At the four corners of the smaller pavilion which has the Bo tree and the chaithya, are the shrines for Hindu deities including Pillaiyar and Murugan.

When one walks across to the other side of the meditation hall, one sees a tiny pavilion with a small wooden house marked ‘Treasury of Truth.’ I was curious about what the truth treasury held and found it locked.
Treasury of Truth
Perhaps it is fitting that the place is always kept locked. Where would humankind be if truth became a way of life for all.

Sometimes, you pass by something beautiful in your own city so often that you hardly bother to take a moment to pause and appreciate its beauty. Something which you would do automatically when you are a traveller exploring another city or country. I am glad my mother requested me to take her there for her birthday because not only did I finally get to explore the place but also create a special memory there with my mother.

[As I am merging my Sri Lanka-focused travel blog with my Perspectives Quilt blog over the course of the coming months, I am transferring some of my favourite posts from there to here]
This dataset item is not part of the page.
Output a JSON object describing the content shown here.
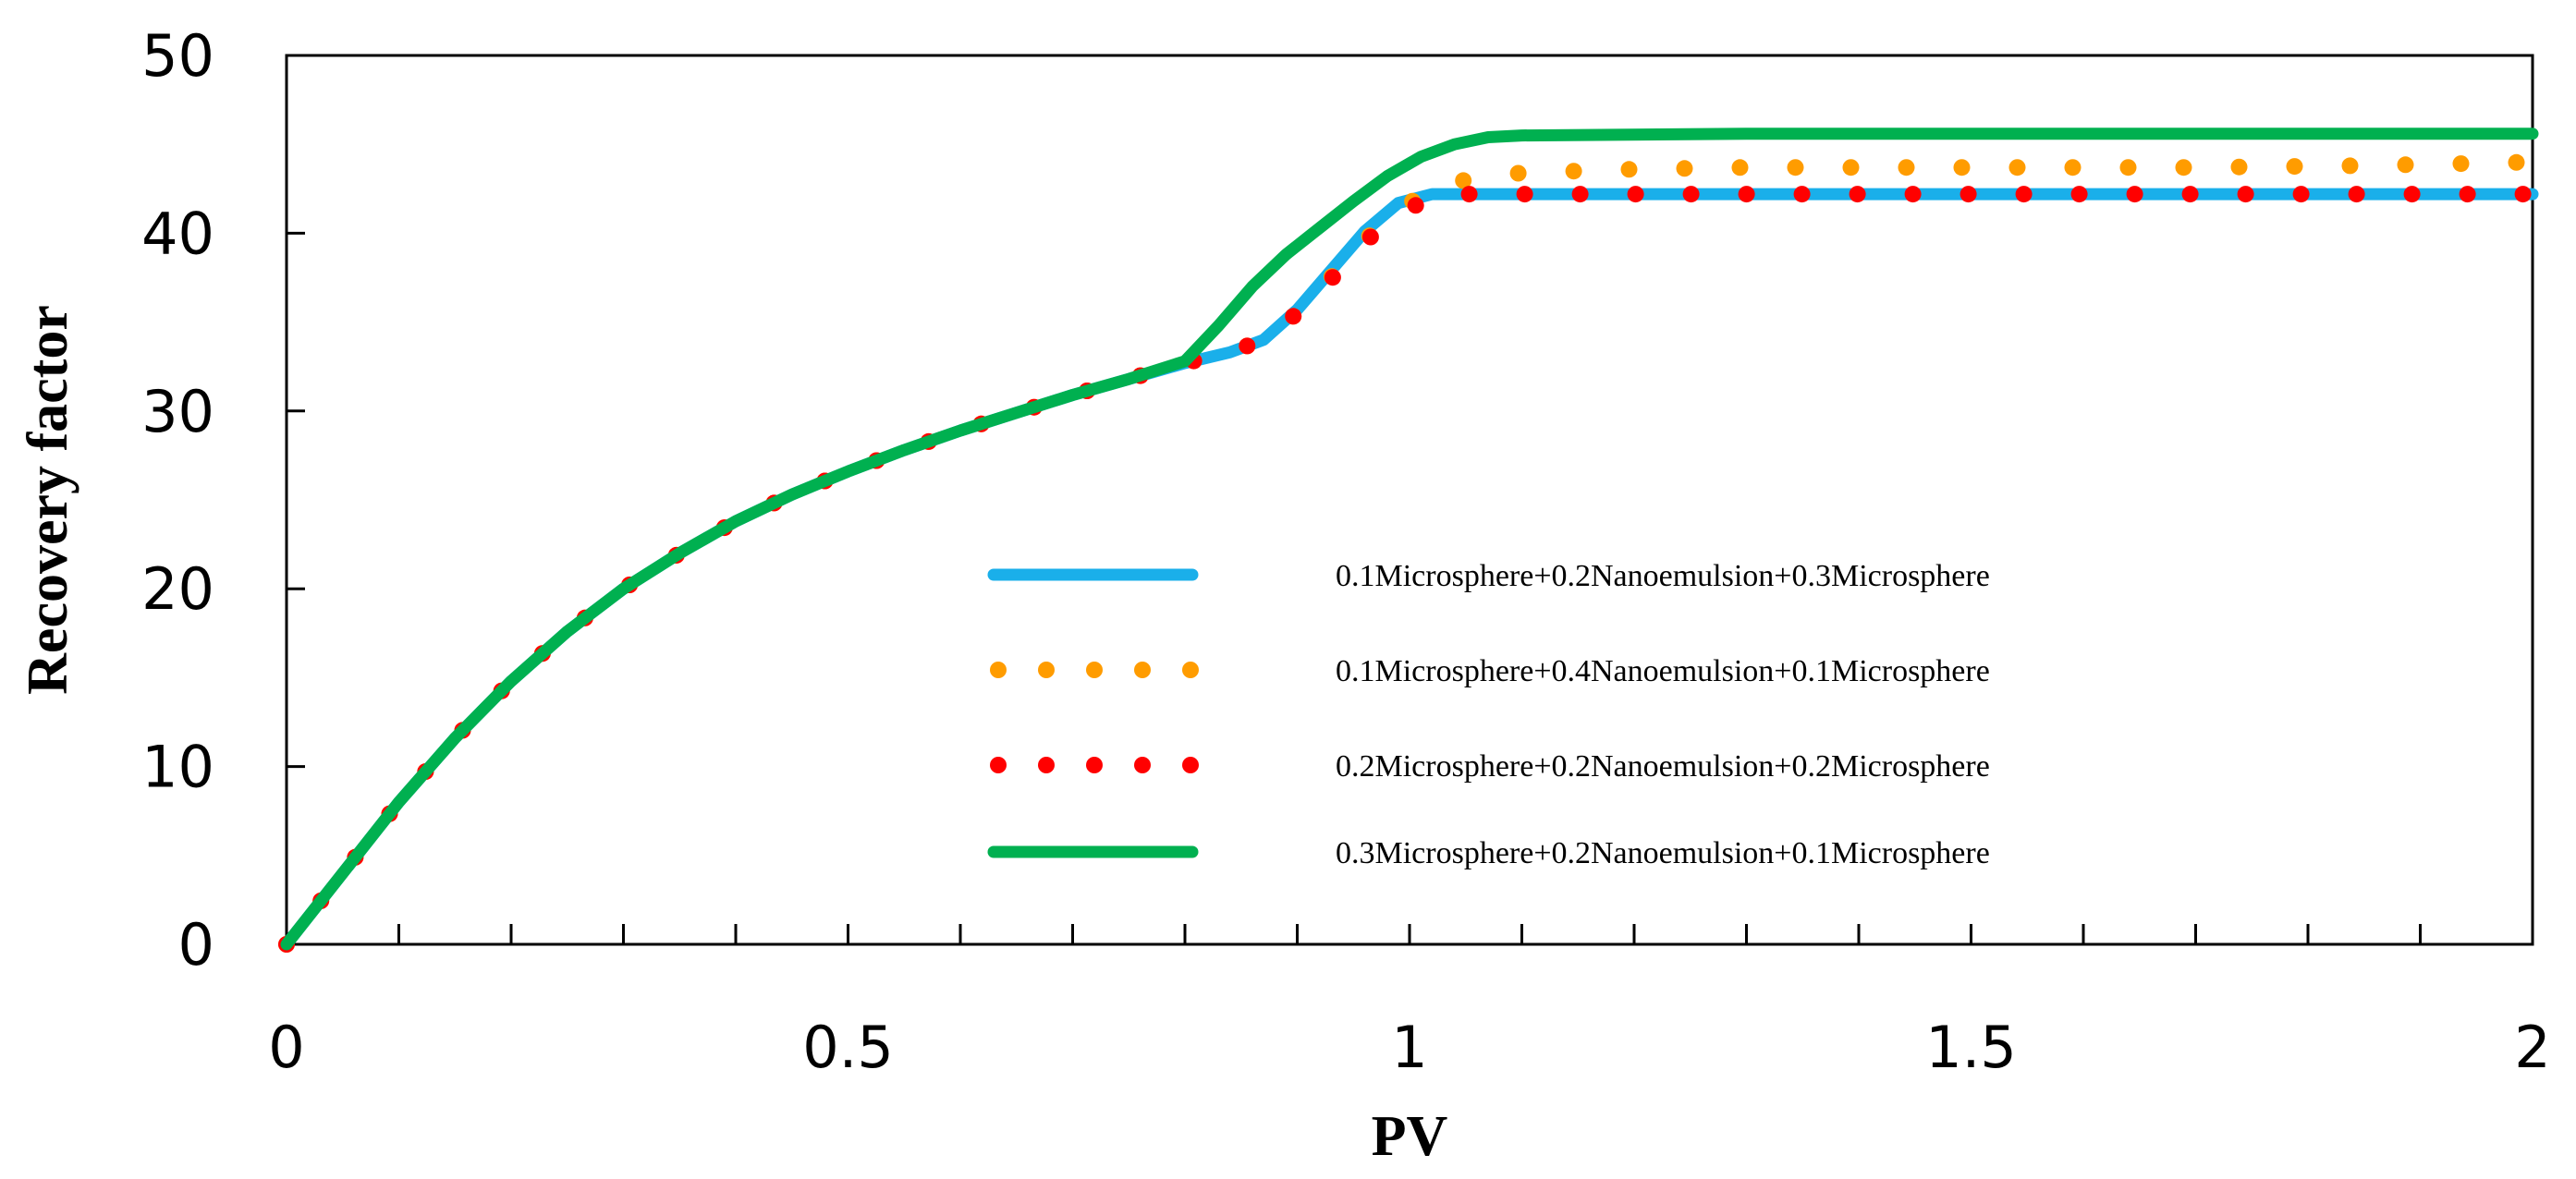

I am linking this post with City Tripping #29 hosted this week by Clare@Suitcases and Sandcastles and The Weekly Postcard, hosted by Anda@Travel Notes and Beyond.

Wander Mum
Travel Notes & Beyond

18 thoughts on “Meditating above water

  1. You’re right. It’s so easy not to see things that are part of your everyday route to work or somewhere that you travel so often that you forget to look at the details. How great that you finally got to see this special place properly. I particularly like the story of the Bo tree. Thanks for linking up with #citytripping.

    Liked by 1 person

    • The Bo tree plays a significant role in Sri Lanka, so I am usually interested in knowing the story behind the tree, particularly the one in Anuradhapura. Thanks for hosting City Tripping this week, Clare.
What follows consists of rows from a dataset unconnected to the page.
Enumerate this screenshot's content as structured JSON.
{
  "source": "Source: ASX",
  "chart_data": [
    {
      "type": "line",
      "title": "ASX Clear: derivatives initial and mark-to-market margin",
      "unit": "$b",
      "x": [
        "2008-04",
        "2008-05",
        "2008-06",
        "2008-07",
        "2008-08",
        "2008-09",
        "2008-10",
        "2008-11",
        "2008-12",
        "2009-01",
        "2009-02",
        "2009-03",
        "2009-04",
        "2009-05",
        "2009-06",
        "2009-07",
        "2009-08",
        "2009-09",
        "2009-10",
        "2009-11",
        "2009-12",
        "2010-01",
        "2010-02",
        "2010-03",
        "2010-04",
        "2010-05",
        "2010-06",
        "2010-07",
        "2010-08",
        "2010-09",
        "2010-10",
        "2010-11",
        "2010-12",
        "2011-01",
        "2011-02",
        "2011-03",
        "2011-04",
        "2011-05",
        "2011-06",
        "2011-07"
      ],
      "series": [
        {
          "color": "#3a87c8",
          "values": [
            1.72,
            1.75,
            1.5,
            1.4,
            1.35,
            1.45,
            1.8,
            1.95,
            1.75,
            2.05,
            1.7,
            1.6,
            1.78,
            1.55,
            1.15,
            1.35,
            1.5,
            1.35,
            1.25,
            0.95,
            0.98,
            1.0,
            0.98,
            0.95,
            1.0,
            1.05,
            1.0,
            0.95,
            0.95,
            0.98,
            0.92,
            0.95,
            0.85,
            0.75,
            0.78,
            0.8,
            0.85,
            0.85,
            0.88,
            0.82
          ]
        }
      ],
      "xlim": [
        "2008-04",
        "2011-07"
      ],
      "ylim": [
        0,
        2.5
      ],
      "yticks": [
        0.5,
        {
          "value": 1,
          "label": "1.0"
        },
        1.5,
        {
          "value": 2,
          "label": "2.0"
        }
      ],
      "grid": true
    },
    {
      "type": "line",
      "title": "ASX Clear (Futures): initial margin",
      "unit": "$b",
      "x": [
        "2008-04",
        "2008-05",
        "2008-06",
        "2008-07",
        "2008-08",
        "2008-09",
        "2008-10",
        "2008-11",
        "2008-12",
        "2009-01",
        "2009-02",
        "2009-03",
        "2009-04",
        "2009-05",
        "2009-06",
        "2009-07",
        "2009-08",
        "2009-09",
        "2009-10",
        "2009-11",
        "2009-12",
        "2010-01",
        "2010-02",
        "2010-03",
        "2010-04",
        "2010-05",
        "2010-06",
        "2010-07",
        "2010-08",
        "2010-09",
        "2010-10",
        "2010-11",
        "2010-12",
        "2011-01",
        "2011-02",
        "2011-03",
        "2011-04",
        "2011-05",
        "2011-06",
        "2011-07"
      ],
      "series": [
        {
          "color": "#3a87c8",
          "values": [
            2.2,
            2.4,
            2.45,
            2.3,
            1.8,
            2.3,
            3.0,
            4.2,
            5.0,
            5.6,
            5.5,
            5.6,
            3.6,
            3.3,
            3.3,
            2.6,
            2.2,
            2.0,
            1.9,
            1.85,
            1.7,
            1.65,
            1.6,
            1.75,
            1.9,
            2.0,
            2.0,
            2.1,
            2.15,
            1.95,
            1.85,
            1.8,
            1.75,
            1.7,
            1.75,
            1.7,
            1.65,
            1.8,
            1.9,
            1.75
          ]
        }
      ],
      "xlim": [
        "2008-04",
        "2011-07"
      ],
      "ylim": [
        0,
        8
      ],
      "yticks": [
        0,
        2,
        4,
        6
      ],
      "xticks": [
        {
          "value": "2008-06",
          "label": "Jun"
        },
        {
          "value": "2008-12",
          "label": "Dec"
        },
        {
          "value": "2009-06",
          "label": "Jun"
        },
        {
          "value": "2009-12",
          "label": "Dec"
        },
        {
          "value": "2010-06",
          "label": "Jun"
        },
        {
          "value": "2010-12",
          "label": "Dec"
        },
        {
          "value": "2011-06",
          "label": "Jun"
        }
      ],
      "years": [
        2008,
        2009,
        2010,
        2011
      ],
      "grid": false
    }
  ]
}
  2. I love this story – it’s so easy to forget what’s right on our own doorstep, I know I’m guilty of always looking further afield and overlooking the things people travel to my city to see. I did love Sri Lanka but passed out of Colombo quite quickly, so my main memory is lots of traffic, bustle and heat on the way from the airport – what a lovely tranquil spot to discover, and such an interesting history. #citytripping

    Liked by 1 person

    • Thanks, Cathy. There is so much to see outside of Colombo so it makes sense for travelers to move on quickly than be caught in the congestion of the capital. However, for those spending a couple of days in the city, there are a few gems worth exploring.
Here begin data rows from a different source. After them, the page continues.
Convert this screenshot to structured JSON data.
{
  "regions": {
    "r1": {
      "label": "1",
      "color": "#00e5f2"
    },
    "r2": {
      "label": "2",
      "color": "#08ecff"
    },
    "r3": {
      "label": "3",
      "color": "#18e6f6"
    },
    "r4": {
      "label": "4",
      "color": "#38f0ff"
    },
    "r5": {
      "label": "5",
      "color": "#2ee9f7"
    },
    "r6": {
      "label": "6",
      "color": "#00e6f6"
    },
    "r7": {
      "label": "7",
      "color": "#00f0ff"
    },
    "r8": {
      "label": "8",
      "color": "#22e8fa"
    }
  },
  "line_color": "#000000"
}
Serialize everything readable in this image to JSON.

  3. What a lovely and peaceful spot, especially to share with your mother. Funny how I just read your comment on my blog and hopped over here and see that we’ve both posted about a little slice of oasis in the middle of a bustling city..sometimes being in such a dense area makes it all the more special and appreciated. #citytripping

    Liked by 1 person

    • Yes, Corey, it is a peaceful spot and I think it is important to find a slice of oasis, especially in a bustling city, that one can escape to and find refuge once in while.

      Liked by 1 person

  4. Seema Malakaya seems so peaceful! It’s good that your mother asked you to stop at this lovely place. It’s surprising how sometimes you discover an oasis of peace in the middle of a busy city. Thank you for joining #TheWeeklyPostcard.

    Liked by 1 person

    • Thank you for hosting #TheWeeklyPostcard, Anda. I came across the linkup only recently through a post of ‘As we saw it’ on travel linkups and I have been enjoying reading others’ travel experiences since then.


  5. I love the idea of having a sanctuary with such a multi-religious aspect in the middle of a hectic city. Glad too that you are merging your blogs. I had not realized you have been running two. Thanks for sharing on #TheWeeklyPostcard.

    Liked by 1 person

    • I guess I had wanted to run a Sri Lanka themed travel blog as I do a Sri Lankan cuisine food blog. However, I did not seem to have enough energy or time to run three blogs simultaneously and it seemed easier+practical to bring all my travel writing under this blog, Perspectives Quilt. By the way, thanks, Linda, for putting up the travel linkups post. Until I came across your post a few weeks back, I had no idea about the interesting travel linkups happening each week.